Olusegun Obasanjo
A new book has told of how ex-President Olusegun Obasanjo ran the
Nigerian National Petroleum Corporation (NNPC) as a “sole administrator”
for the eight years he led the country, TheCable reports.
According to the book titled ‘Too Good to Die: Third Term and the
Myth of the Indispensable Man in Africa’, while serving as minister of
petroleum resources, the former president never discussed activities of
the corporation with government officials until his last days in office.
Obasanjo, who was president from 1999 to 2007, made himself the
minister overseeing the nation’s petroleum sector until January 2007,
when he relinquished that position.
The only official Obasanjo had in a similar capacity was Edmund
Daukoru, his presidential adviser on petroleum and energy, whom he later
made minister of state for petroleum resources in 2005.

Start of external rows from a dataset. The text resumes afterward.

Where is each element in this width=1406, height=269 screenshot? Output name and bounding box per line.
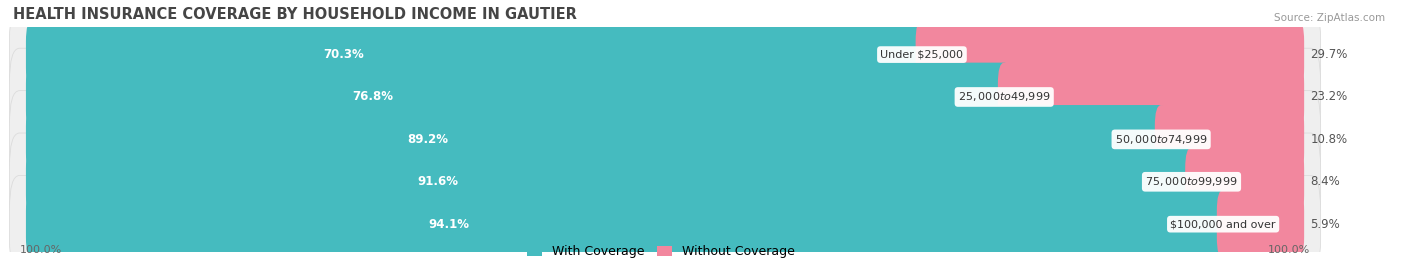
FancyBboxPatch shape bbox=[25, 147, 1198, 216]
FancyBboxPatch shape bbox=[1185, 147, 1305, 216]
FancyBboxPatch shape bbox=[25, 63, 1011, 131]
Text: 94.1%: 94.1% bbox=[429, 218, 470, 231]
FancyBboxPatch shape bbox=[10, 133, 1320, 231]
Text: 89.2%: 89.2% bbox=[406, 133, 449, 146]
Legend: With Coverage, Without Coverage: With Coverage, Without Coverage bbox=[522, 240, 800, 263]
Text: 10.8%: 10.8% bbox=[1310, 133, 1347, 146]
FancyBboxPatch shape bbox=[1154, 105, 1305, 174]
Text: HEALTH INSURANCE COVERAGE BY HOUSEHOLD INCOME IN GAUTIER: HEALTH INSURANCE COVERAGE BY HOUSEHOLD I… bbox=[13, 6, 576, 22]
FancyBboxPatch shape bbox=[25, 20, 928, 89]
FancyBboxPatch shape bbox=[10, 48, 1320, 146]
FancyBboxPatch shape bbox=[1216, 190, 1305, 259]
Text: $50,000 to $74,999: $50,000 to $74,999 bbox=[1115, 133, 1208, 146]
Text: 100.0%: 100.0% bbox=[20, 245, 62, 255]
Text: 29.7%: 29.7% bbox=[1310, 48, 1348, 61]
FancyBboxPatch shape bbox=[998, 63, 1305, 131]
Text: 91.6%: 91.6% bbox=[418, 175, 458, 188]
Text: 8.4%: 8.4% bbox=[1310, 175, 1340, 188]
Text: 76.8%: 76.8% bbox=[352, 90, 392, 104]
Text: $75,000 to $99,999: $75,000 to $99,999 bbox=[1146, 175, 1237, 188]
Text: 5.9%: 5.9% bbox=[1310, 218, 1340, 231]
Text: $25,000 to $49,999: $25,000 to $49,999 bbox=[957, 90, 1050, 104]
Text: 100.0%: 100.0% bbox=[1268, 245, 1310, 255]
Text: $100,000 and over: $100,000 and over bbox=[1170, 219, 1275, 229]
FancyBboxPatch shape bbox=[10, 6, 1320, 103]
Text: Source: ZipAtlas.com: Source: ZipAtlas.com bbox=[1274, 13, 1385, 23]
FancyBboxPatch shape bbox=[10, 175, 1320, 269]
Text: 70.3%: 70.3% bbox=[323, 48, 364, 61]
Text: 23.2%: 23.2% bbox=[1310, 90, 1348, 104]
FancyBboxPatch shape bbox=[25, 105, 1167, 174]
FancyBboxPatch shape bbox=[25, 190, 1229, 259]
FancyBboxPatch shape bbox=[10, 91, 1320, 188]
Text: Under $25,000: Under $25,000 bbox=[880, 49, 963, 60]
FancyBboxPatch shape bbox=[915, 20, 1305, 89]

In the book, the authors – Chidi Odinkalu, former chairman of the
National Human Rights Commission (NHRC), and Ayisha Osori, author of
‘Love Does Not Win Elections’ – said Obasanjo was “ultimately
responsible for all the decisions made affecting the petroleum sector”.
They told of how he secured approval for all his dealings as
petroleum minister in one fell swoop, during one of the last federal
executive council meetings.
The authors wrote: “In one of the last working sessions of
cabinet in May, 2007, Obasanjo required cabinet to give retrospective
approval to all the measures he had taken over the eight years in which
he acted as sole administrator of Nigeria’s oil industry.
“Cabinet duly obliged him after recording Vice-President Atiku Abubakar’s objection.
“For this purpose, each minister received their share of the
documents they were required to approve in a Ghana-must-go bag. None had
the capacity to process or read them. The approval was pro-forma.”
While he served as minister of petroleum resources, NNPC operations
were reportedly shrouded in secrecy with little or no accountability in
place.
Obasanjo was said to have disregarded due process on several
occasions, allegedly bypassing the national assembly on issues of
funding and failing to render proper accounts of oil revenue to relevant
agencies like the Revenue Mobilization, Allocation and Fiscal
Commission (RMAFC).
Interestingly, while serving as military head of state in 1977,
Obasanjo had set up a tribunal to investigate the operations of the
Nigerian National Oil Company (NNOC, which metamorphosed into NNPC).